Clearing Corporation
A clearing corporation is a SEBI-regulated entity that interposes itself as the central counterparty to every trade executed on a stock exchange, guaranteeing settlement by becoming the buyer to every seller and the seller to every buyer.
When a trade is matched on NSE or BSE, two parties have agreed on a price and quantity. However, neither party has direct exposure to the other; instead, both face the clearing corporation. This legal process—called novation—means that the clearing corporation assumes the counterparty risk for both legs of every transaction. If either the buyer or seller defaults, the clearing corporation steps in to complete the trade using its Settlement Guarantee Fund and other resources.
India has two primary clearing corporations operating in the equity markets. NSE Clearing Limited (formerly the National Securities Clearing Corporation Ltd, or NSCCL) handles clearing and settlement for all trades executed on NSE across all segments—equity cash, equity derivatives, currency derivatives, and debt. The Indian Clearing Corporation Limited (ICCL), a subsidiary of BSE, performs the same function for BSE's trading segments.

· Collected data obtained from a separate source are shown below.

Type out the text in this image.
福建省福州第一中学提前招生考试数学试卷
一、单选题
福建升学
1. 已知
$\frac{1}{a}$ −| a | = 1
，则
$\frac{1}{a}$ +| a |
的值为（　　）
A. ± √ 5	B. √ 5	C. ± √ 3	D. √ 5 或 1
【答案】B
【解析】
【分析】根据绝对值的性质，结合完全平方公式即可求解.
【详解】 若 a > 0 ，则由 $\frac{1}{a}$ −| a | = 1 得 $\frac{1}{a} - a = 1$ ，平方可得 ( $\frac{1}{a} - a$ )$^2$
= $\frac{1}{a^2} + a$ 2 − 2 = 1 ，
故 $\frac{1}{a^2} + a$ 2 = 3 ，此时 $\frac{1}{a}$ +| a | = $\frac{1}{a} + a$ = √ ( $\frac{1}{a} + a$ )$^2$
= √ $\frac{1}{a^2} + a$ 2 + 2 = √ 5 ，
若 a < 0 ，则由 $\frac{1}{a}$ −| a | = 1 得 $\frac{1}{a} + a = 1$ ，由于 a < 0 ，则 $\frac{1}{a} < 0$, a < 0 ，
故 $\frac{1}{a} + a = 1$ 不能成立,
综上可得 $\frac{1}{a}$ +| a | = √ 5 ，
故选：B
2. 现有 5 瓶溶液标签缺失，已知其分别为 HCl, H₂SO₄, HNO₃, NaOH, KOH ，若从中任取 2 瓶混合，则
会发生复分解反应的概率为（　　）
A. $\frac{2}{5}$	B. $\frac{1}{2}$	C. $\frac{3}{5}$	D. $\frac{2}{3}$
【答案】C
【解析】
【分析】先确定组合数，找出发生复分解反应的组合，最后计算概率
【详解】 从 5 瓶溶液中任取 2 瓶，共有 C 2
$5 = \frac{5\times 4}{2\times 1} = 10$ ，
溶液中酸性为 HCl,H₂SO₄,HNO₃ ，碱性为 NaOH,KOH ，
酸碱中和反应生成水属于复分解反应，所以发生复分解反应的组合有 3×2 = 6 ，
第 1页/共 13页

The clearing corporation's functions extend well beyond guaranteeing settlement. It computes margin requirements for open positions in the derivatives segment on a real-time basis using the SPAN (Standard Portfolio Analysis of Risk) methodology, collects margins from clearing members, determines delivery obligations, processes corporate actions affecting open derivatives positions, and coordinates with depositories (NSDL and CDSL) for securities transfers.
For the equity cash market, clearing corporations determine the net obligations of all clearing members at the end of each trading day. Rather than settling each trade individually, the system uses multilateral netting—a clearing member's obligations across thousands of trades are netted into a single pay-in or pay-out figure for securities and funds. This dramatically reduces the total volume of transfers required, lowering systemic risk and operational costs.
SEBI introduced the interoperability framework for clearing corporations in 2019, allowing a trade executed on NSE to be cleared by ICCL, and a trade on BSE to be cleared by NSCCL. This was designed to improve competition and capital efficiency for market participants who maintain margins at both clearing corporations.